Mi prometida compró Nunca seré un superhéroe durante una oferta en la librería Cervantes, acá en Rancagua. Y a pesar de haber yo mismo elegido otro título, que espero traer a estas plataformas en el futuro, me decanté por leer primero este, cuyo solo nombre ya había llamado mi atención.
Y lo hace quizá, como no es ningún secreto, por mi fascinación con el género literario de hombres y mujeres en mallas salvando el mundo, aunque —debo admitir— es una afición que viene en caída libre desde Endgame. Debe ser quizá esa decepción con los superhéroes de la ficción contemporánea lo que más me llamó, y continúo hablando solo del título. Admitir que nunca seremos (seré) superhéroes es también admitir la poca relevancia que tenemos en el acontecer del mundo y que nuestro protagonismo, rascado apenas de la superficie de alguna historia que nos envuelva, puede ser negativo o no deseado.
Y de eso trata, justamente, esta novela. El despertar de la adolescencia y el enfrentamiento a un mundo que, aunque interesante, es indiferente a nosotros y, muchas veces, cruel e injusto. ¿No es acaso injusto amar a alguien que apenas nota nuestra existencia para mal? ¿No es injusto que las mujeres sean oprimidas socio-culturalmente? ¿No es injusto que haya padres que le peguen todavía a sus esposas e hijos?
Ese tipo de injusticias, aunque enfocadas en el universo de bolsillo adolescente que centra casi la totalidad de su atención en un amor no correspondido, son los que funcionan como motor principal de esta historia. Y me parece perfecto. Se trata a todas luces de una lectura-escritura juvenil que aborda cuestiones como estar estancado en un mundo que no entendemos y que no nos entiende, qué es la normalidad y que nos arroja como adolescentes (en mi caso, como el adolescente que fui hace mucho tiempo ya) a tener responsabilidades que no deberían ser nuestras, pero que nos adjudicamos como si lo fueran.
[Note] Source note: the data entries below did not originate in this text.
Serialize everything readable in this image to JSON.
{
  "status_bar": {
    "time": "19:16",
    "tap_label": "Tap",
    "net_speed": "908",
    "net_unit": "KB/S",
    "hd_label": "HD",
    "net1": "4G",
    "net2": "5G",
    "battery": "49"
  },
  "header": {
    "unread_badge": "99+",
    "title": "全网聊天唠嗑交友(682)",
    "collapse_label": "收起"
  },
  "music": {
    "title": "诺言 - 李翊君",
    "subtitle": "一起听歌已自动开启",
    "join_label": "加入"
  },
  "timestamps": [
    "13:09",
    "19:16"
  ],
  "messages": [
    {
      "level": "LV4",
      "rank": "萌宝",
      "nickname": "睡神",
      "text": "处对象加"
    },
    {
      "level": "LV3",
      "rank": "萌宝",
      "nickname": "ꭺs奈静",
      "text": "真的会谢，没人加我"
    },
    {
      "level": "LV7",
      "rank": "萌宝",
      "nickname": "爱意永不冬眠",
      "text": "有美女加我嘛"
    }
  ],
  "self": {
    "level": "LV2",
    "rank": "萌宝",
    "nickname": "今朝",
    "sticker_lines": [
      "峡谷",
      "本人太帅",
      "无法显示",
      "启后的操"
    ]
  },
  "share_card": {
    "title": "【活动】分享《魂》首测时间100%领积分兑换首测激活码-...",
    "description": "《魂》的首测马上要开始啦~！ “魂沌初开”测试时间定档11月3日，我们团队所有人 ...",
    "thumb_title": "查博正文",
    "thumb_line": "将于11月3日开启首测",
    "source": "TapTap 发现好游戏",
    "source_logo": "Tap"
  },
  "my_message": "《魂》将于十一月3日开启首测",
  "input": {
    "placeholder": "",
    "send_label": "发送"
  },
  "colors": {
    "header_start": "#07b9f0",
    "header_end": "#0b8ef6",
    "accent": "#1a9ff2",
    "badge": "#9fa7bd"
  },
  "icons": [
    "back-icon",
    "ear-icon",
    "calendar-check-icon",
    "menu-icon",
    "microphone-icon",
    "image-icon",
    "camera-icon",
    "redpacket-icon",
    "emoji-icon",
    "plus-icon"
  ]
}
El ritmo es repetitivo, pero en el buen sentido. Hay frases y estructuras que se repiten, pero que no cansan. Al contrario, constituyen un ritmo que recuerda a la poesía o, más propiamente, a la música. No en balde Calamaro es citado tantas veces. Son repeticiones que, luego del vértigo, se sienten como momentos de descanso y tranquilidad, incluso risa. Lo que resuena con la afición de poeta de su personaje principal, con poesías que recuerdan a mis propios versos vergonzosos escritos a mis trece años.
Este ritmo es el que, justamente, al romperse, dialoga metodológicamente con el tema del libro. Se rompe la niñez y llega a nosotros una adultez que duele e incomoda, ese momento en que nos vemos obligados a entender y a practicar las agobiantes sutilezas sociales que embargan nuestro día a día y amargan el conocimiento del otro, que hasta entonces era directo, cercano y honesto.
Es una novela divertidísima, sí. Y el final, según he leído, se siente abrupto. Pero es que ese es el punto. La vida es así de abrupta a esa edad. Así de súbito es cómo la tragedia cambia nuestras prioridades e intereses.
¿Leerla o no leerla? Yo siempre diré que sí. Si son adolescentes, resonarán con ella. Y si lo fueron, dolerá de nostalgia e injusticia, como debe doler.